一棵枝繁葉茂的樹。
一個永遠神光輝映的人。
洛蘇身上似乎永遠籠罩著一層湛湛青光。
望著李世民走進,洛蘇微微笑著,垂落的柳枝搭在他的肩頭,他依舊是李世民記憶中的溫和模樣,“秦王,好久不見。”
在李世民二十三歲的人生中,他遇到過形形色色的人,但在他心中能作為他老師的人,隻有一個,那就是洛蘇。
他人生中第一次知道一個人竟然能博學多識到那種程度。
即便這些年他麾下聚集群豪,其中不乏房玄齡和杜如晦這等人,但他曾見過最高的山,最長的河,於是便覺日後的所有都不夠高闊。
“文公。”
李世民抱拳作揖。
“坐。”
洛蘇身前擺著一個棋盤,黑白分明的棋盒放在兩側。
李世民規矩的坐在洛蘇身前,洛蘇將黑棋給李世民推過去,在棋盤上發出沙沙的聲音,笑道:“好多年沒有和你下棋了,看看你棋藝長進如何。
老規矩,你先來。”
老規矩,即洛蘇讓李世民三先。
李世民沒有推辭,文公洛蘇是無死角的強,棋藝是毫無爭議的天下第一,即便是讓三先,他也沒有贏過。
心中藏著事的人,是難以靜下心來執棋的。
望著自己先走三步所出現的優勢,已經消失的李世民,終於忍不住問道:“文公,您來到這裡,是有什麼話想要和我說嗎?”
洛蘇手中撚著白棋,笑道:“來祝賀伱,天下即將一統,政歸李氏大唐,新的天子冠冕將會在諸夏大地上升起。”
李世民眼神一縮,不曾有很興奮的神色,“哦,這樣啊。”
洛蘇似乎是在閒聊著,“李氏能夠一統,這是你的功勞,你的父親可曾答應過你什麼事嗎?”
洛蘇一問,李世民就想起李淵曾經經常和他說,“你對大唐有功,我在思慮要不要將你立為太子。”
但李淵雖然這麼說過,卻從來沒有正式說過這些話,隻是私下閒聊。
但文公問起這些話,那就絕不可能是隨意說說,他強忍著心中激動,“文公,您是為什麼而來的?”
洛蘇輕敲棋盤笑道:“你今天來見我的路上在想什麼,現在心裡想著什麼,我就是為什麼而來,你知道的,我很喜歡你。”

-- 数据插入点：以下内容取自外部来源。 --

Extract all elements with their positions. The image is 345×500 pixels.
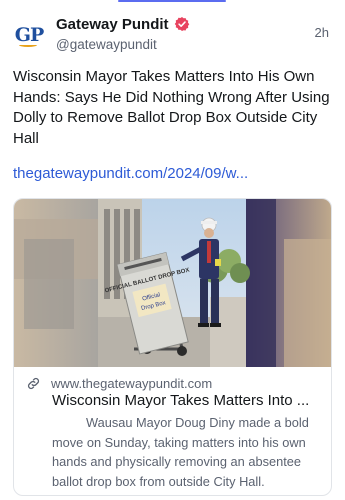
post-link[interactable]: thegatewaypundit.com/2024/09/w... [13,165,248,182]
card-description: Wausau Mayor Doug Diny made a bold move … [52,415,309,489]
card-image[interactable]: OFFICIAL BALLOT DROP BOX Official Drop B… [14,199,331,367]
link-preview-card[interactable]: OFFICIAL BALLOT DROP BOX Official Drop B… [13,198,332,496]
display-name[interactable]: Gateway Pundit [56,16,169,33]
post-header: GP Gateway Pundit @gatewaypundit 2h [12,14,333,54]
card-title[interactable]: Wisconsin Mayor Takes Matters Into ... [52,392,324,409]
post[interactable]: GP Gateway Pundit @gatewaypundit 2h Wisc… [0,0,345,500]
link-icon [27,377,40,390]
card-meta: www.thegatewaypundit.com Wisconsin Mayor… [14,367,331,495]
card-domain-row: www.thegatewaypundit.com [26,376,212,391]
avatar-swoosh [19,43,37,47]
card-domain: www.thegatewaypundit.com [51,376,213,391]
avatar[interactable]: GP [12,18,46,52]
display-name-row: Gateway Pundit [56,14,190,34]
author-handle[interactable]: @gatewaypundit [56,37,190,52]
author-names: Gateway Pundit @gatewaypundit [56,14,190,52]
verified-badge-icon [174,17,189,31]
post-text: Wisconsin Mayor Takes Matters Into His O… [13,68,330,147]
post-timestamp[interactable]: 2h [315,25,329,40]
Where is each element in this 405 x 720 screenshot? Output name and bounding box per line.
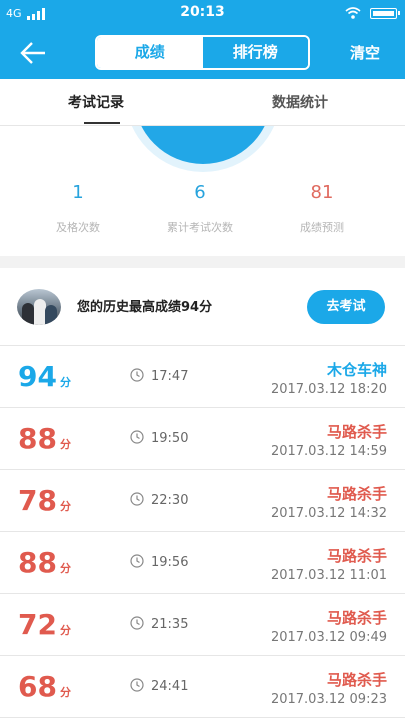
record-title: 马路杀手 bbox=[326, 547, 387, 565]
stat-pass-count: 1 及格次数 bbox=[13, 182, 143, 235]
record-date: 2017.03.12 14:32 bbox=[270, 506, 387, 521]
record-duration: 17:47 bbox=[151, 369, 189, 384]
back-arrow-icon[interactable] bbox=[18, 38, 48, 68]
record-score: 78 分 bbox=[18, 484, 71, 517]
record-date: 2017.03.12 11:01 bbox=[270, 568, 387, 583]
record-duration: 19:50 bbox=[151, 431, 189, 446]
record-title: 马路杀手 bbox=[326, 671, 387, 689]
record-duration: 21:35 bbox=[151, 617, 189, 632]
score-unit: 分 bbox=[59, 562, 71, 575]
score-unit: 分 bbox=[59, 500, 71, 513]
clock-icon bbox=[130, 678, 144, 692]
stat-label: 累计考试次数 bbox=[167, 221, 233, 234]
stat-label: 成绩预测 bbox=[300, 221, 344, 234]
stats-panel: 1 及格次数 6 累计考试次数 81 成绩预测 bbox=[0, 126, 405, 256]
record-duration: 19:56 bbox=[151, 555, 189, 570]
section-separator bbox=[0, 256, 405, 268]
sub-tabs: 考试记录 数据统计 bbox=[0, 79, 405, 125]
exam-record-list: 94 分 17:47 木仓车神 2017.03.12 18:20 88 分 19:5… bbox=[0, 346, 405, 718]
best-score-banner: 您的历史最高成绩94分 去考试 bbox=[0, 268, 405, 346]
record-date: 2017.03.12 14:59 bbox=[270, 444, 387, 459]
record-score: 88 分 bbox=[18, 422, 71, 455]
record-score: 94 分 bbox=[18, 360, 71, 393]
record-row[interactable]: 88 分 19:50 马路杀手 2017.03.12 14:59 bbox=[0, 408, 405, 470]
stat-total-exams: 6 累计考试次数 bbox=[135, 182, 265, 235]
segment-scores[interactable]: 成绩 bbox=[97, 37, 203, 68]
wifi-icon bbox=[345, 7, 361, 19]
take-exam-button[interactable]: 去考试 bbox=[307, 290, 385, 324]
score-unit: 分 bbox=[59, 686, 71, 699]
record-date: 2017.03.12 18:20 bbox=[270, 382, 387, 397]
clock-icon bbox=[130, 430, 144, 444]
battery-icon bbox=[370, 8, 400, 19]
record-title: 马路杀手 bbox=[326, 609, 387, 627]
record-score: 88 分 bbox=[18, 546, 71, 579]
tab-indicator bbox=[84, 122, 120, 124]
record-date: 2017.03.12 09:23 bbox=[270, 692, 387, 707]
record-duration: 24:41 bbox=[151, 679, 189, 694]
score-unit: 分 bbox=[59, 624, 71, 637]
stat-score-prediction: 81 成绩预测 bbox=[257, 182, 387, 235]
record-row[interactable]: 94 分 17:47 木仓车神 2017.03.12 18:20 bbox=[0, 346, 405, 408]
segment-ranking[interactable]: 排行榜 bbox=[202, 37, 308, 68]
tab-data-stats[interactable]: 数据统计 bbox=[272, 92, 328, 112]
record-title: 木仓车神 bbox=[326, 361, 387, 379]
status-bar: 4G 20:13 bbox=[0, 0, 405, 26]
score-unit: 分 bbox=[59, 376, 71, 389]
stat-value: 1 bbox=[72, 182, 84, 203]
clock-icon bbox=[130, 368, 144, 382]
score-unit: 分 bbox=[59, 438, 71, 451]
record-score: 68 分 bbox=[18, 670, 71, 703]
stat-value: 6 bbox=[194, 182, 206, 203]
clear-button[interactable]: 清空 bbox=[350, 42, 380, 63]
clock-icon bbox=[130, 616, 144, 630]
best-score-text: 您的历史最高成绩94分 bbox=[77, 300, 213, 315]
tab-exam-records[interactable]: 考试记录 bbox=[68, 92, 124, 112]
stat-value: 81 bbox=[310, 182, 334, 203]
stat-label: 及格次数 bbox=[56, 221, 100, 234]
record-title: 马路杀手 bbox=[326, 423, 387, 441]
record-title: 马路杀手 bbox=[326, 485, 387, 503]
nav-bar: 成绩 排行榜 清空 bbox=[0, 26, 405, 79]
record-date: 2017.03.12 09:49 bbox=[270, 630, 387, 645]
record-score: 72 分 bbox=[18, 608, 71, 641]
avatar bbox=[17, 289, 61, 325]
record-row[interactable]: 72 分 21:35 马路杀手 2017.03.12 09:49 bbox=[0, 594, 405, 656]
record-duration: 22:30 bbox=[151, 493, 189, 508]
record-row[interactable]: 88 分 19:56 马路杀手 2017.03.12 11:01 bbox=[0, 532, 405, 594]
clock-icon bbox=[130, 554, 144, 568]
clock-icon bbox=[130, 492, 144, 506]
record-row[interactable]: 78 分 22:30 马路杀手 2017.03.12 14:32 bbox=[0, 470, 405, 532]
segment-control: 成绩 排行榜 bbox=[95, 35, 310, 70]
record-row[interactable]: 68 分 24:41 马路杀手 2017.03.12 09:23 bbox=[0, 656, 405, 718]
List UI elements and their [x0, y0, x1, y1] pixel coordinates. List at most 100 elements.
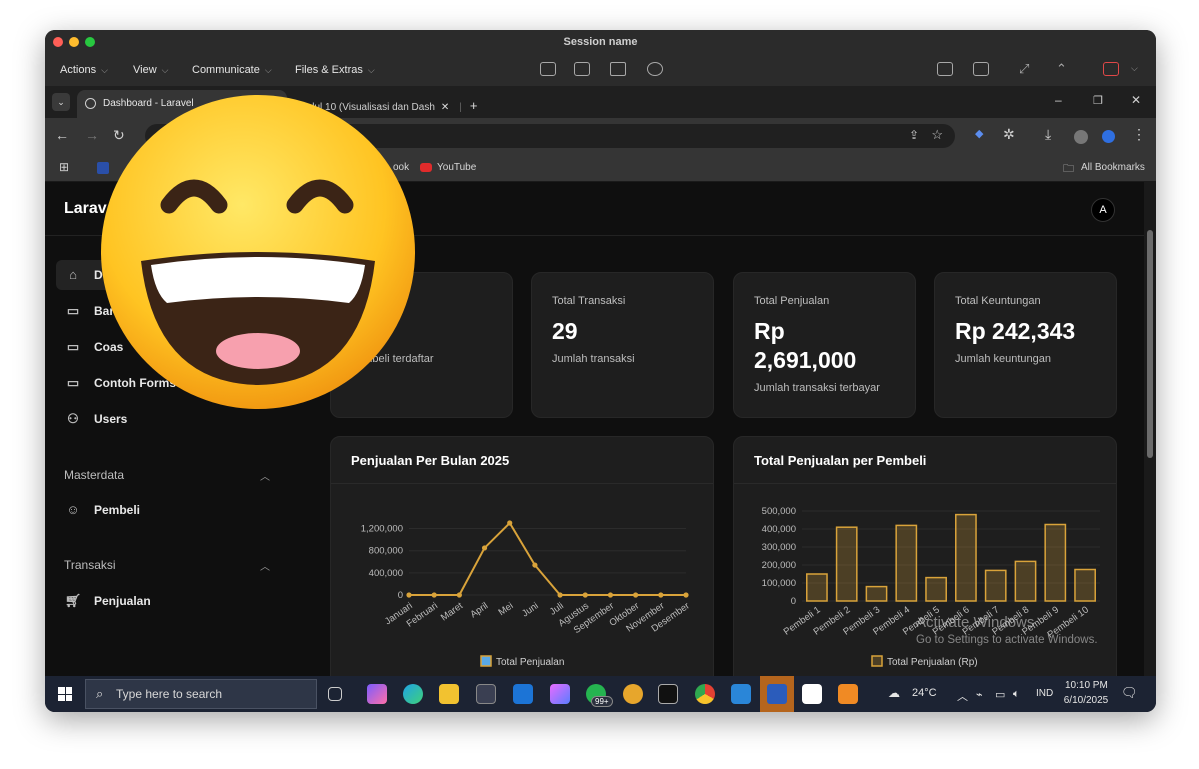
series-line — [409, 521, 686, 596]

李世民隻覺渾身被巨大的手所扼住,轉瞬又被巨大的驚喜所充斥,他欲言又止,最終還是嘶啞著,“文公,我……”
洛蘇按下一枚棋子,取走李世民的棋子,“不要急,慢慢想,問些你想問的。”
李世民收攝心神,俊朗的麵容緩緩恢複了平靜,沉吟問道:“為什麼是我?
以您的能力,輔佐我的大哥,足以開創比擬漢朝的盛世,他是嫡長,又符合洛氏的傳統。”
說出來了!
終於說出來了!
李世民從來沒有過如同現在這種心緒,他堂而皇之的將這番話說了出來。
他的心在顫抖,他的手卻愈發的穩定。
就如同在無數次生死之間,他握著弓箭的手,青筋暴起,淩厲鋒寒!
洛蘇捏著一枚白子在石桌上敲著,平靜卻溫和道:“為什麼不是你?
我或許有一萬條理由選擇李建成,選擇李淵。
當朝的皇帝,合法的太子,嫡長的身份,不錯的能力,還算溫和的性格。
但我沒有任何一條理由不選擇你,大唐秦王李世民,我要開創盛世,需要一個超邁前古的帝王,而你,就是那個人。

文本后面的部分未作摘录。